I have always wanted three children. Three seems like a good amount, right? I’m the oldest of three and I loved growing up with two siblings. Why wouldn’t this be the perfect situation for our growing family?
Wellllllll I didn’t exactly have the easiest pregnancy, but come on, does anyone?! Sure it started out fine with just a bit of nausea and feeling tired all the time, but that disappeared when I hit the second trimester. But everything changed after my glucose screening.
I received the lovely news that I had failed the one hour glucose test. Of course everyone was telling me it happens all the time and you pass the three hour test with flying colors. Except, that’s not what happened. Ohhhhh no. I did not pass the three hour test with flying colors. I failed. And that is not easily accepted by someone with my type A personality.
My doctor said not to worry as she arranged a meeting with a nutritionist and a specialist. How could I not worry when I was going to meet with a specialist?! I was told again and again I shouldn’t worry because this happens to more women than I realize. I was also told again and again that it’s easily controlled with diet and exercise … kay.

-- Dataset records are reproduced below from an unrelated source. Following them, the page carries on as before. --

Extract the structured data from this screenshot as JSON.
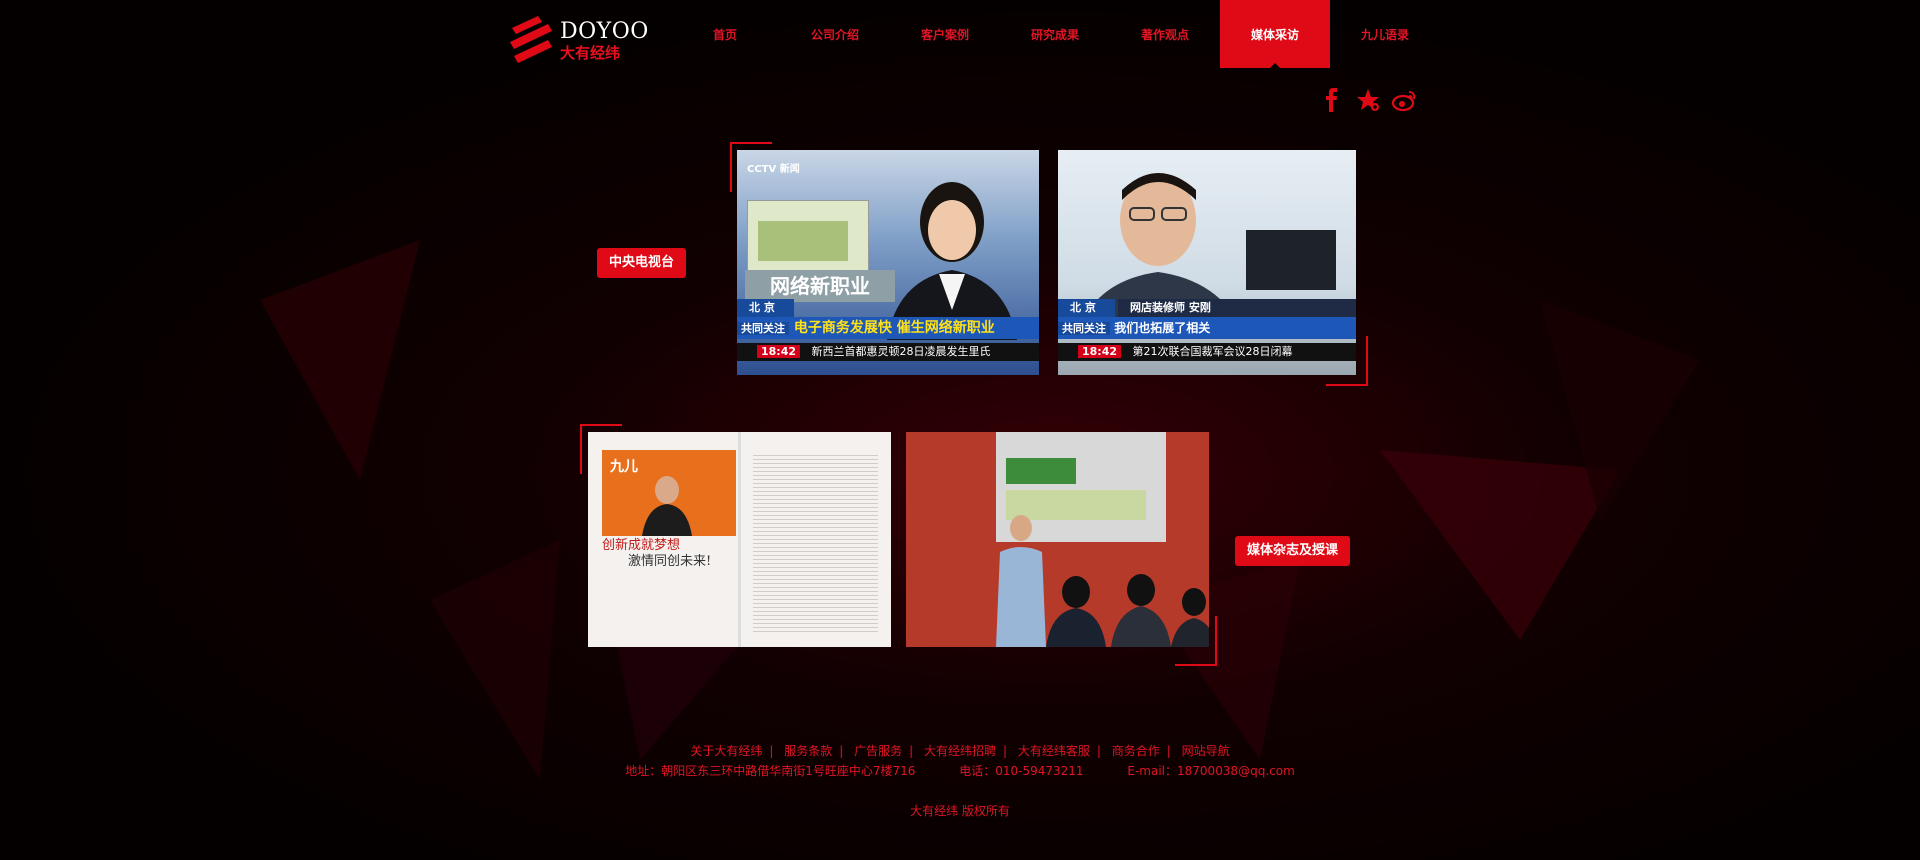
{
  "brand": {
    "name_en": "DOYOO",
    "name_cn": "大有经纬"
  },
  "nav": {
    "items": [
      {
        "label": "首页",
        "active": false
      },
      {
        "label": "公司介绍",
        "active": false
      },
      {
        "label": "客户案例",
        "active": false
      },
      {
        "label": "研究成果",
        "active": false
      },
      {
        "label": "著作观点",
        "active": false
      },
      {
        "label": "媒体采访",
        "active": true
      },
      {
        "label": "九儿语录",
        "active": false
      }
    ]
  },
  "social": [
    "facebook-icon",
    "star-bookmark-icon",
    "weibo-icon"
  ],
  "sections": {
    "cctv": {
      "tag": "中央电视台",
      "photo1": {
        "logo": "CCTV 新闻",
        "title_box": "网络新职业",
        "location": "北 京",
        "headline_prefix": "共同关注",
        "headline": "电子商务发展快 催生网络新职业",
        "time": "18:42",
        "ticker": "新西兰首都惠灵顿28日凌晨发生里氏"
      },
      "photo2": {
        "location": "北 京",
        "name_label": "网店装修师 安刚",
        "headline_prefix": "共同关注",
        "headline": "我们也拓展了相关",
        "time": "18:42",
        "ticker": "第21次联合国裁军会议28日闭幕"
      }
    },
    "magazine": {
      "tag": "媒体杂志及授课",
      "mag_title1": "创新成就梦想",
      "mag_title2": "激情同创未来!",
      "mag_logo": "九儿"
    }
  },
  "footer": {
    "links": [
      "关于大有经纬",
      "服务条款",
      "广告服务",
      "大有经纬招聘",
      "大有经纬客服",
      "商务合作",
      "网站导航"
    ],
    "address": "地址：朝阳区东三环中路借华南街1号旺座中心7楼716",
    "phone": "电话：010-59473211",
    "email": "E-mail：18700038@qq.com",
    "copyright": "大有经纬 版权所有"
  },
  "colors": {
    "accent": "#e00a16",
    "background": "#050000"
  }
}
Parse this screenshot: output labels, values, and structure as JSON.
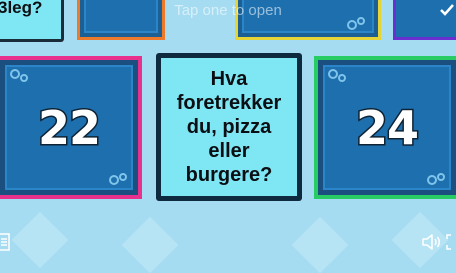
{
  "header": {
    "hint": "Tap one to open"
  },
  "top_left_card": {
    "partial_text": "3leg?"
  },
  "open_card": {
    "question": "Hva foretrekker du, pizza eller burgere?"
  },
  "cards": [
    {
      "number": "22"
    },
    {
      "number": "24"
    }
  ],
  "icons": {
    "check": "checkmark-icon",
    "menu": "menu-icon",
    "volume": "volume-icon",
    "fullscreen": "fullscreen-icon"
  },
  "colors": {
    "background": "#a6dcf1",
    "card_fill": "#1e6fae",
    "card_border_pink": "#e8318c",
    "card_border_green": "#27cc64",
    "card_border_purple": "#6a2fd0",
    "card_border_orange": "#ec7a2a",
    "card_border_yellow": "#e7d436",
    "open_card_fill": "#7fe6f3",
    "open_card_border": "#0e2a3e"
  }
}
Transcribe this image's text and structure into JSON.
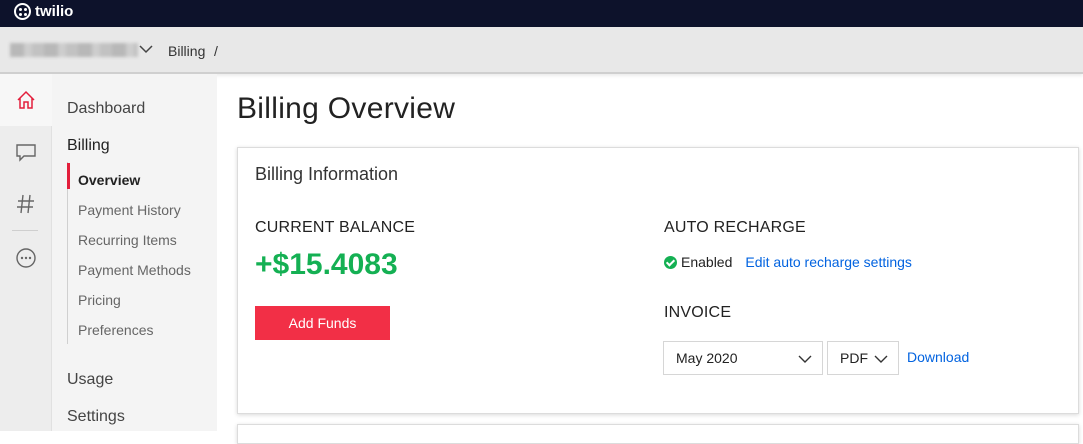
{
  "brand": {
    "name": "twilio"
  },
  "breadcrumb": {
    "current": "Billing",
    "separator": "/"
  },
  "rail": {
    "icons": [
      "home-icon",
      "chat-icon",
      "hash-icon",
      "more-icon"
    ],
    "active": "home-icon"
  },
  "subnav": {
    "top_items": [
      {
        "label": "Dashboard"
      },
      {
        "label": "Billing"
      }
    ],
    "billing_items": [
      {
        "label": "Overview"
      },
      {
        "label": "Payment History"
      },
      {
        "label": "Recurring Items"
      },
      {
        "label": "Payment Methods"
      },
      {
        "label": "Pricing"
      },
      {
        "label": "Preferences"
      }
    ],
    "bottom_items": [
      {
        "label": "Usage"
      },
      {
        "label": "Settings"
      }
    ]
  },
  "page": {
    "title": "Billing Overview"
  },
  "billing_info": {
    "title": "Billing Information",
    "balance_label": "CURRENT BALANCE",
    "balance_value": "+$15.4083",
    "add_funds_label": "Add Funds",
    "auto_recharge_label": "AUTO RECHARGE",
    "auto_recharge_status": "Enabled",
    "edit_link": "Edit auto recharge settings",
    "invoice_label": "INVOICE",
    "invoice_month": "May 2020",
    "invoice_format": "PDF",
    "download_label": "Download"
  },
  "colors": {
    "accent": "#f22f46",
    "success": "#14b053",
    "link": "#0263e0",
    "topbar": "#0d122b"
  }
}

This was not the case for me. After meeting with the nutritionist and specialist within two hours of each other, I called my husband, sobbing into the phone while sitting in the parking lot of my doctor’s office. The poor guy was at work and immediately told his boss something was wrong and he had to go home. He spent the rest of the day sitting on the couch, listening to my irrational sobs. I was pregnant, hormonal, and suddenly had information overload.
The nutritionist had given me a glucose monitor that I was expected to use four times a day. Each number had to be recorded and the spreadsheet had to be handed into my doctor bi-weekly. Oh yes, that’s right, I started going to the doctors every other week, sometimes twice if I was meeting with the nutritionist.

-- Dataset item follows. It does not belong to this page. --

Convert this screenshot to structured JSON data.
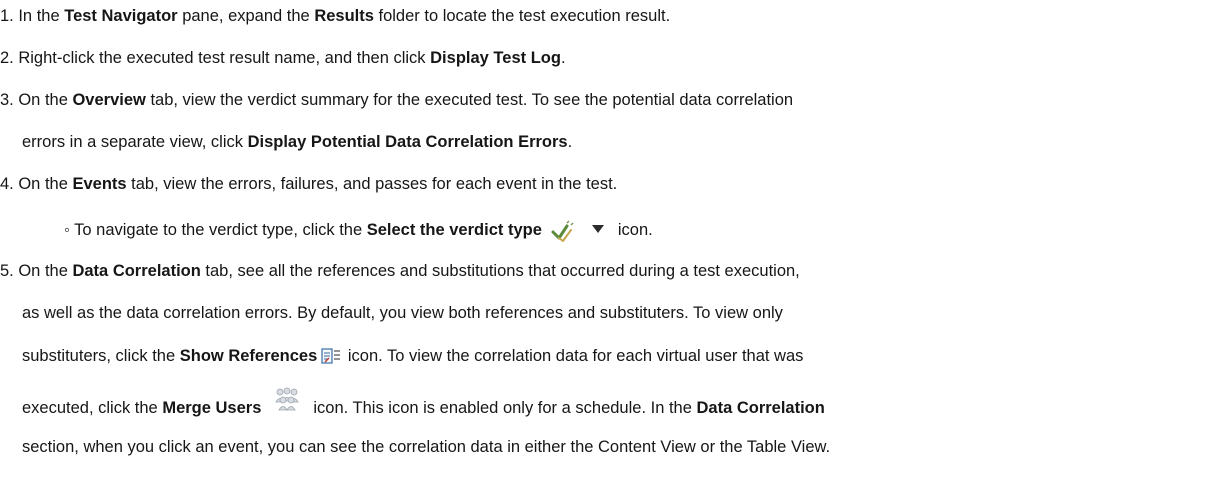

As the days went by, I watched my numbers slowly creep up. My doctor told me to expect some high numbers, but they were becoming the norm. Exercise stopped helping. Meal and snack planning stopped working. Eventually I was put on medication. Apparently this is all my body needed to cooperate.
Just when I finally started feeling like I had gestational diabetes under control, the itching began. I was told itching is normal during pregnancy. But I knew this was not normal. It got to the point where I couldn’t sleep at night because all I could think about was the itching. This is when I realized I needed to call my doctor.

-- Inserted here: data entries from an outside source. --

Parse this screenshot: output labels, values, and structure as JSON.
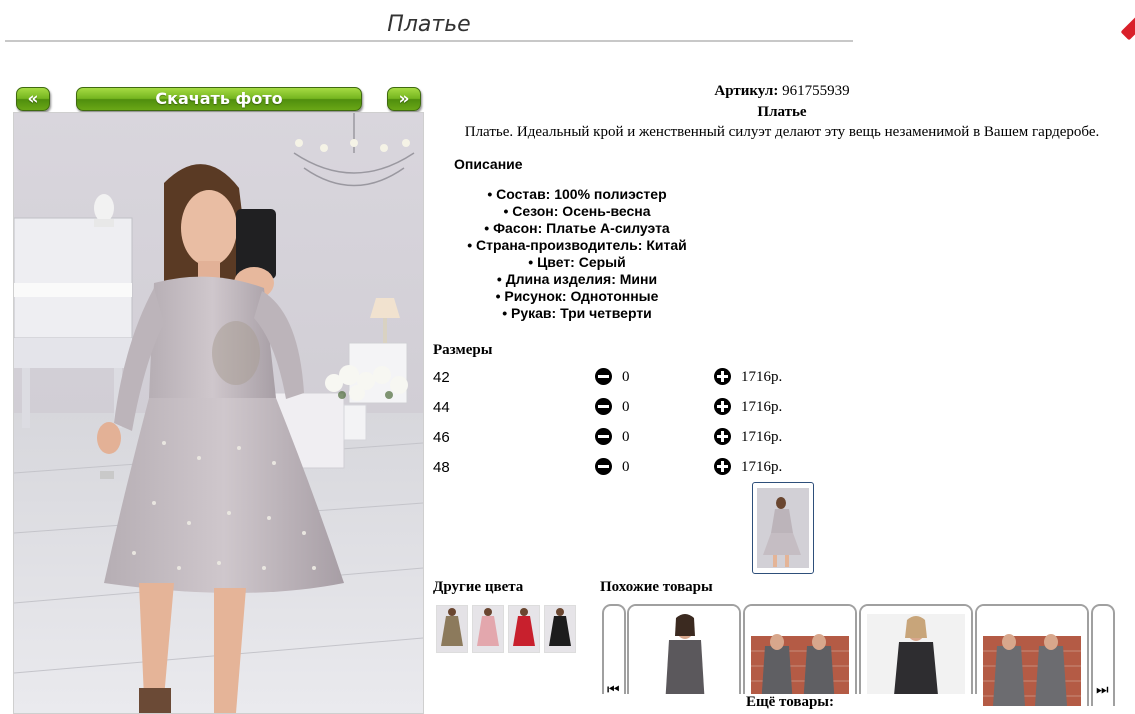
{
  "page": {
    "title": "Платье"
  },
  "nav": {
    "prev_label": "«",
    "download_label": "Скачать фото",
    "next_label": "»"
  },
  "product": {
    "article_label": "Артикул:",
    "article_number": "961755939",
    "name": "Платье",
    "tagline": "Платье. Идеальный крой и женственный силуэт делают эту вещь незаменимой в Вашем гардеробе.",
    "description_heading": "Описание",
    "attributes": [
      "Состав: 100% полиэстер",
      "Сезон: Осень-весна",
      "Фасон: Платье А-силуэта",
      "Страна-производитель: Китай",
      "Цвет: Серый",
      "Длина изделия: Мини",
      "Рисунок: Однотонные",
      "Рукав: Три четверти"
    ]
  },
  "sizes": {
    "heading": "Размеры",
    "rows": [
      {
        "size": "42",
        "qty": "0",
        "price": "1716р."
      },
      {
        "size": "44",
        "qty": "0",
        "price": "1716р."
      },
      {
        "size": "46",
        "qty": "0",
        "price": "1716р."
      },
      {
        "size": "48",
        "qty": "0",
        "price": "1716р."
      }
    ]
  },
  "other_colors": {
    "heading": "Другие цвета",
    "swatches": [
      "#8c7a5c",
      "#e3a7ad",
      "#c8202d",
      "#1c1c1c"
    ]
  },
  "similar": {
    "heading": "Похожие товары",
    "more_label": "Ещё товары:"
  },
  "icons": {
    "prev_arrow": "skip-back-icon",
    "next_arrow": "skip-forward-icon",
    "minus": "minus-circle-icon",
    "plus": "plus-circle-icon"
  },
  "colors": {
    "accent_green": "#75b51f",
    "dress_grey": "#bdb5b8"
  }
}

The nurse I spoke with tried very hard to convince me this was a normal symptom of pregnancy. She told me to take some benadryl and that will give me relief. But again, I knew she was wrong. After spending countless hours researching online, I had diagnosed myself. ICP (intrahepatic cholestasis of pregnancy) was what I diagnosed myself with. The articles I read were enough to scare the heck out of me. Again, I called the doctor’s office. But this time I spoke with a different nurse and she immediately told me my doctor might want to run blood tests.
Within a half hour I received a call back and she told me they had already sent the request over to the lab and I should get there as soon as possible. That’s exactly what I did. Of course, the lab tech was angry that I hadn’t made an appointment and I was there 15 minutes before closing. But I didn’t care. At this point, the safety of my baby was all I cared about. This was on a Friday.
The following Monday, my husband and I were driving to yet another appointment when I received a call from my doctor. Not the office. Not a nurse. My doctor. I immediately knew it wasn’t going to be good news. My results were in an I had ICP. Luckily, I was already on the way to her office for a scheduled ultrasound. She told me she was going to meet with me immediately following that ultrasound.
My husband was sent into a panic because he was not expecting this. But I had done the research, so I was. The first words out of her mouth were “you’re having this baby this week”. My husband and I looked at each other in disbelief. The day we had been waiting for was finally here. Within two days, I was induced and my little Noah was born.
My pregnancy wasn’t easy, but again, are they ever? I can’t stand listening to endless stories of blissful complication free pregnancies. Well congratulations. Some of us, however, are not able to enjoy our pregnancies as much as we thought we would. My husband and I have been seriously considering trying for another baby. However, every time this conversation begins, I’m taken back to my first pregnancy. My worries return and I begin panicking that everything will happen again.